Les sociologues ne cessent de dire qu’aujourd’hui, les familles ont éclatées, que les relations sont devenues fragmentaires. Il est intéressant de relier cette situation avec le déplacement du foyer familial de la table commune vers la télévision. Malgré l’apparence, la famille rassemblée autour du poste de télévision ne « communie » pas vraiment et communique encore moins. Il n’y a pas de "grand messe" des soirées télé, mais des moments où « on » s’échappe dans un ailleurs virtuel. Cette osmose dans la fuite ne rapproche personne, elle permet bien au contraire de s’écarter, de ne pas se parler, de demeurer l’un pour l’autre étranger dans un même espace. La télévision supprime le lieu de vie et le remplace par un espace artificiel anonyme. Anders est un élève de Heidegger. Nous avons vu que dans Être et Temps, Heidegger donnait du « on » une description en insistant sur le fait qu’en lui le distancement devient caractéristique. On peut être avec d’autres, sans être réellement ensemble. La confusion n’a rien à voir avec la communion. La communion, c’est un je, qui rencontre un tu, pour faire un nous. C’est possible autour d’une même table. Devant la télé, c’est exclu. Devant la télé, il y a précisément la confusion dans une masse qui est du « on » préfabriqué à l’antenne. Dans ce on, chacun est par avance jeté, comme « on » est jeté dans « les autres », ce qui éviter d’être soi et étant « on ». Il est amusant de constater à quel point nous avons été naïfs aux premières heures de la télévision. Sur ce point, la lucidité de Günter Anders est indéniable : « Selon un article paru dans le quotidien viennois Presse du 24 décembre 1954, 'la famille française a découvert que la télévision était un bon moyen de détourner les jeunes gens de passe-temps coûteux, de retenir les enfants à la maison et de donner... un nouvel attrait aux réunions familiales'. Il n'en n'est rien. Ce mode de consommation permet en réalité de dissoudre complètement la famille, tout en sauvegardant l'apparence de la vie intime, voire en s'adaptant à son rythme. Le fait est qu'elle est bel et bien dissoute: car ce qui désormais règne à la maison grâce à la télévision, c'est le monde extérieur -réel ou fictif- qu'elle y retransmet. Il y règne sans partage, au point d'ôter toute valeur à la réalité du foyer et de la rendre fantomatique ».
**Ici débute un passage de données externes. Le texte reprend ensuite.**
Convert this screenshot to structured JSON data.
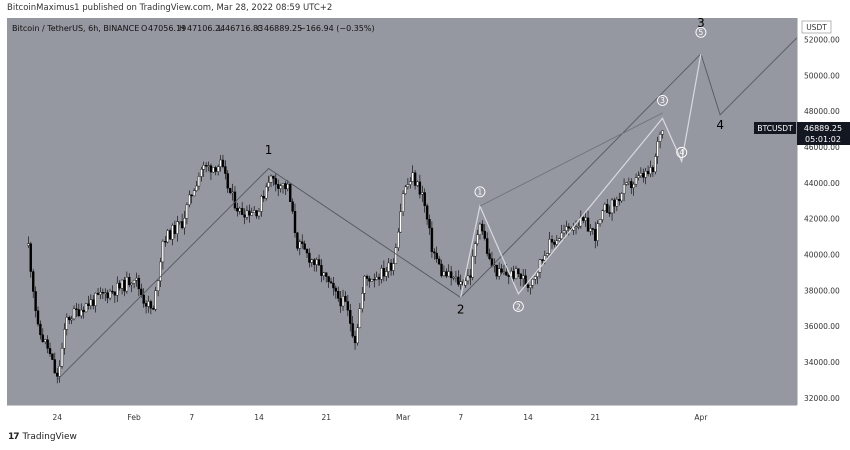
{
  "header": {
    "publish_text": "BitcoinMaximus1 published on TradingView.com, Mar 28, 2022 08:59 UTC+2"
  },
  "legend": {
    "symbol": "Bitcoin / TetherUS, 6h, BINANCE",
    "open_label": "O",
    "open": "47056.19",
    "high_label": "H",
    "high": "47106.24",
    "low_label": "L",
    "low": "46716.83",
    "close_label": "C",
    "close": "46889.25",
    "change": "−166.94 (−0.35%)"
  },
  "price_axis": {
    "currency": "USDT",
    "ticks": [
      "52000.00",
      "50000.00",
      "48000.00",
      "46000.00",
      "44000.00",
      "42000.00",
      "40000.00",
      "38000.00",
      "36000.00",
      "34000.00",
      "32000.00"
    ],
    "last_symbol": "BTCUSDT",
    "last_price": "46889.25",
    "countdown": "05:01:02"
  },
  "time_axis": {
    "ticks": [
      "24",
      "Feb",
      "7",
      "14",
      "21",
      "Mar",
      "7",
      "14",
      "21",
      "Apr"
    ]
  },
  "footer": {
    "logo_text": "17",
    "brand": "TradingView"
  },
  "colors": {
    "background": "#9598a1",
    "up_candle": "#ffffff",
    "down_candle": "#000000",
    "wave_line": "#d9dadf",
    "channel_line": "#6f727a"
  },
  "chart_data": {
    "type": "candlestick",
    "interval": "6h",
    "ylim": [
      31600,
      53200
    ],
    "x_start": "2022-01-22",
    "x_end": "2022-04-11",
    "ohlc_anchors": [
      {
        "date": "2022-01-21",
        "price": 40500
      },
      {
        "date": "2022-01-22",
        "price": 35800
      },
      {
        "date": "2022-01-23",
        "price": 34800
      },
      {
        "date": "2022-01-24",
        "price": 33000
      },
      {
        "date": "2022-01-25",
        "price": 36400
      },
      {
        "date": "2022-01-27",
        "price": 37200
      },
      {
        "date": "2022-01-29",
        "price": 37800
      },
      {
        "date": "2022-01-31",
        "price": 38300
      },
      {
        "date": "2022-02-01",
        "price": 38800
      },
      {
        "date": "2022-02-02",
        "price": 37500
      },
      {
        "date": "2022-02-03",
        "price": 36800
      },
      {
        "date": "2022-02-04",
        "price": 40800
      },
      {
        "date": "2022-02-06",
        "price": 41800
      },
      {
        "date": "2022-02-07",
        "price": 43400
      },
      {
        "date": "2022-02-08",
        "price": 44800
      },
      {
        "date": "2022-02-10",
        "price": 45000
      },
      {
        "date": "2022-02-11",
        "price": 43400
      },
      {
        "date": "2022-02-12",
        "price": 42400
      },
      {
        "date": "2022-02-14",
        "price": 42500
      },
      {
        "date": "2022-02-15",
        "price": 44300
      },
      {
        "date": "2022-02-17",
        "price": 43700
      },
      {
        "date": "2022-02-18",
        "price": 40600
      },
      {
        "date": "2022-02-20",
        "price": 39400
      },
      {
        "date": "2022-02-22",
        "price": 37700
      },
      {
        "date": "2022-02-23",
        "price": 37200
      },
      {
        "date": "2022-02-24",
        "price": 35300
      },
      {
        "date": "2022-02-25",
        "price": 38600
      },
      {
        "date": "2022-02-27",
        "price": 39000
      },
      {
        "date": "2022-02-28",
        "price": 39600
      },
      {
        "date": "2022-03-01",
        "price": 43500
      },
      {
        "date": "2022-03-02",
        "price": 44300
      },
      {
        "date": "2022-03-03",
        "price": 43400
      },
      {
        "date": "2022-03-04",
        "price": 40400
      },
      {
        "date": "2022-03-05",
        "price": 39000
      },
      {
        "date": "2022-03-07",
        "price": 38400
      },
      {
        "date": "2022-03-08",
        "price": 38900
      },
      {
        "date": "2022-03-09",
        "price": 42000
      },
      {
        "date": "2022-03-10",
        "price": 39600
      },
      {
        "date": "2022-03-11",
        "price": 38900
      },
      {
        "date": "2022-03-13",
        "price": 38900
      },
      {
        "date": "2022-03-14",
        "price": 38300
      },
      {
        "date": "2022-03-15",
        "price": 39200
      },
      {
        "date": "2022-03-16",
        "price": 40400
      },
      {
        "date": "2022-03-17",
        "price": 40900
      },
      {
        "date": "2022-03-19",
        "price": 41800
      },
      {
        "date": "2022-03-20",
        "price": 41700
      },
      {
        "date": "2022-03-21",
        "price": 41100
      },
      {
        "date": "2022-03-22",
        "price": 42500
      },
      {
        "date": "2022-03-23",
        "price": 42800
      },
      {
        "date": "2022-03-24",
        "price": 43600
      },
      {
        "date": "2022-03-26",
        "price": 44400
      },
      {
        "date": "2022-03-27",
        "price": 44600
      },
      {
        "date": "2022-03-27.75",
        "price": 46900
      },
      {
        "date": "2022-03-28",
        "price": 46889
      }
    ],
    "major_wave_labels": [
      {
        "label": "1",
        "date": "2022-02-15",
        "price": 45600
      },
      {
        "label": "2",
        "date": "2022-03-07",
        "price": 36700
      },
      {
        "label": "3",
        "date": "2022-04-01",
        "price": 52700
      },
      {
        "label": "4",
        "date": "2022-04-03",
        "price": 47000
      }
    ],
    "minor_wave_labels": [
      {
        "label": "1",
        "date": "2022-03-09",
        "price": 43500
      },
      {
        "label": "2",
        "date": "2022-03-13",
        "price": 37100
      },
      {
        "label": "3",
        "date": "2022-03-28",
        "price": 48600
      },
      {
        "label": "4",
        "date": "2022-03-30",
        "price": 45700
      },
      {
        "label": "5",
        "date": "2022-04-01",
        "price": 52400
      }
    ],
    "major_wave_path": [
      {
        "date": "2022-01-24",
        "price": 33000
      },
      {
        "date": "2022-02-15",
        "price": 44800
      },
      {
        "date": "2022-03-07",
        "price": 37600
      },
      {
        "date": "2022-04-01",
        "price": 51200
      },
      {
        "date": "2022-04-03",
        "price": 47800
      },
      {
        "date": "2022-04-11",
        "price": 52100
      }
    ],
    "minor_wave_path": [
      {
        "date": "2022-03-07",
        "price": 37600
      },
      {
        "date": "2022-03-09",
        "price": 42700
      },
      {
        "date": "2022-03-13",
        "price": 37800
      },
      {
        "date": "2022-03-28",
        "price": 47600
      },
      {
        "date": "2022-03-30",
        "price": 45200
      },
      {
        "date": "2022-04-01",
        "price": 51200
      }
    ],
    "channel_line": [
      {
        "date": "2022-03-09",
        "price": 42700
      },
      {
        "date": "2022-03-28",
        "price": 47900
      }
    ]
  }
}
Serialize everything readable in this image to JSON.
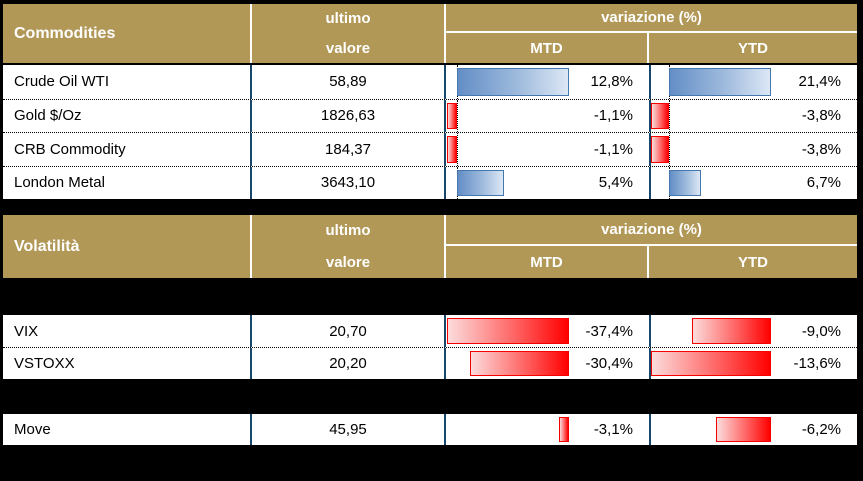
{
  "colors": {
    "background": "#000000",
    "header_gold": "#B19857",
    "header_text": "#FFFFFF",
    "column_border_navy": "#17476B",
    "positive_bar_color": "#638EC6",
    "positive_bar_border": "#4477AE",
    "negative_bar_color": "#FF0000",
    "negative_bar_border": "#F40000"
  },
  "tables": {
    "commodities": {
      "title": "Commodities",
      "header": {
        "value_line1": "ultimo",
        "value_line2": "valore",
        "variation": "variazione (%)",
        "mtd": "MTD",
        "ytd": "YTD"
      },
      "groups": [
        [
          {
            "label": "Crude Oil WTI",
            "value": "58,89",
            "mtd": {
              "v": 12.8,
              "text": "12,8%"
            },
            "ytd": {
              "v": 21.4,
              "text": "21,4%"
            }
          },
          {
            "label": "Gold $/Oz",
            "value": "1826,63",
            "mtd": {
              "v": -1.1,
              "text": "-1,1%"
            },
            "ytd": {
              "v": -3.8,
              "text": "-3,8%"
            }
          },
          {
            "label": "CRB Commodity",
            "value": "184,37",
            "mtd": {
              "v": -1.1,
              "text": "-1,1%"
            },
            "ytd": {
              "v": -3.8,
              "text": "-3,8%"
            }
          },
          {
            "label": "London Metal",
            "value": "3643,10",
            "mtd": {
              "v": 5.4,
              "text": "5,4%"
            },
            "ytd": {
              "v": 6.7,
              "text": "6,7%"
            }
          }
        ]
      ]
    },
    "volatility": {
      "title": "Volatilità",
      "header": {
        "value_line1": "ultimo",
        "value_line2": "valore",
        "variation": "variazione (%)",
        "mtd": "MTD",
        "ytd": "YTD"
      },
      "groups": [
        [
          {
            "label": "VIX",
            "value": "20,70",
            "mtd": {
              "v": -37.4,
              "text": "-37,4%"
            },
            "ytd": {
              "v": -9.0,
              "text": "-9,0%"
            }
          },
          {
            "label": "VSTOXX",
            "value": "20,20",
            "mtd": {
              "v": -30.4,
              "text": "-30,4%"
            },
            "ytd": {
              "v": -13.6,
              "text": "-13,6%"
            }
          }
        ],
        [
          {
            "label": "Move",
            "value": "45,95",
            "mtd": {
              "v": -3.1,
              "text": "-3,1%"
            },
            "ytd": {
              "v": -6.2,
              "text": "-6,2%"
            }
          }
        ]
      ]
    }
  },
  "chart_data": [
    {
      "type": "table",
      "title": "Commodities",
      "columns": [
        "Commodities",
        "ultimo valore",
        "variazione (%) MTD",
        "variazione (%) YTD"
      ],
      "rows": [
        [
          "Crude Oil WTI",
          58.89,
          12.8,
          21.4
        ],
        [
          "Gold $/Oz",
          1826.63,
          -1.1,
          -3.8
        ],
        [
          "CRB Commodity",
          184.37,
          -1.1,
          -3.8
        ],
        [
          "London Metal",
          3643.1,
          5.4,
          6.7
        ]
      ],
      "bar_columns": [
        "variazione (%) MTD",
        "variazione (%) YTD"
      ],
      "bar_style": "excel-gradient-data-bars",
      "positive_color": "#638EC6",
      "negative_color": "#FF0000",
      "number_format": "italian-decimal-comma"
    },
    {
      "type": "table",
      "title": "Volatilità",
      "columns": [
        "Volatilità",
        "ultimo valore",
        "variazione (%) MTD",
        "variazione (%) YTD"
      ],
      "rows": [
        [
          "VIX",
          20.7,
          -37.4,
          -9.0
        ],
        [
          "VSTOXX",
          20.2,
          -30.4,
          -13.6
        ],
        [
          "Move",
          45.95,
          -3.1,
          -6.2
        ]
      ],
      "bar_columns": [
        "variazione (%) MTD",
        "variazione (%) YTD"
      ],
      "bar_style": "excel-gradient-data-bars",
      "positive_color": "#638EC6",
      "negative_color": "#FF0000",
      "number_format": "italian-decimal-comma"
    }
  ]
}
“TV is chewing gum for the eyes”. Frank Lloyd Wright. Le chewing-gum, c’est un truc que l’on mâche par nervosité, pour occuper une agitation avec quelque chose. Comme la cigarette. La télévision, c’est un chewing-gum mental, elle permet d’occuper le mental en lui donnant à mâchouiller des images. L’important n’est pas dans ce qu’on regarde et encore moins l’attention qu’on accorde. (texte) On regarde la télé sans voir vraiment. On peut faire la même chose en feuilletant des magazines, regarder sans regarder, regarder sans voir de façon profonde et saisissante, le regard absent justement parce qu’alors il n’y a plus que « on ». Si vous téléphonez à un ami à l’improviste en lui demandant : « qu’est-ce que tu fais ? », il répondra invariablement dans ce cas précis : « rien, je regarde la télé ». Comme quoi, les mots ont vraiment du sens ! Je ne fais rien. Pourtant je regarde la télé. Le mot devrait avoir un sens en tant que verbe d’action ; mais, quand il s’agit de la télé, c’est faux. Regarder la télé, c’est très passif, c’est un regard vide, une conscience occupée à « rien », un néant de conscience. Si, poursuivant la conversation, vous demandez : « tu regardes souvent la télé ? ». Il est certain qu’au bout du fil, il va répondre « non », avec une sorte de gène caractéristique. L’absence de la conscience, personne n’en n’est fier. C’est un peu comme une maladie honteuse ou une dépendance.
1) Suivons
ce fil conducteur entre le rien et la dépendance. Pourquoi ai-je honte de trop
regarder la télé ? Pourquoi un sentiment de honte ? Est-ce de penser que peut-être moi aussi, à 60 ans, j’aurais passé 15 ans de ma vie devant une télévision
? N’est-ce pas en réalité le frémissement d’angoisse, jusqu’à vomir, de penser
qu’en fait, ma vie, je ne l’aurais pas vécue ? Si ce scénario advenait, j’aurais
regardé les autres vivre à la télé ! Honte à la seule pensée de ne pas
avoir vécu la vie qu’il m’était donné de vivre. D’avoir
perdu mon temps. En
définitive, frémissement d’horreur dans un sentiment vague et diffus de passer à
côté de la vie, sans être jamais soi. Une seule coïncidence avec soi, me dit que
je vis toujours dans la présence. Mais la
télévision, c’est tellement efficace pour produire de l’absence ! On peut
toujours me rassurer en me disant que devant la télé, « on vit encore », mais je
sens bien qu’il y a quelque chose qui cloche dans cette affirmation.
D’ordinaire, quand une personne consacre 15 années de sa vie à une activité, ce
doit être une passion sacrée qui
fait oublier l’effort qu’elle peut lui donner. Ce doit être une aventure de
toute une vie, une création constate et joyeuse. Mais dans ce cas précis, 15 ans
devant la télévision, c’est exactement le contraire. Aucune in-vestissement, du
di-vertissement. Aucune passion, mais un perpétuel oubli de soi dans
l’inactivité. Aucun effort, mais un laisser-aller paresseux et
désœuvré : le
renoncement à toute aventure personnelle, à toute création authentique Quand aux
joies du petit écran, elles sont le plus souvent assez glauques et pitoyables.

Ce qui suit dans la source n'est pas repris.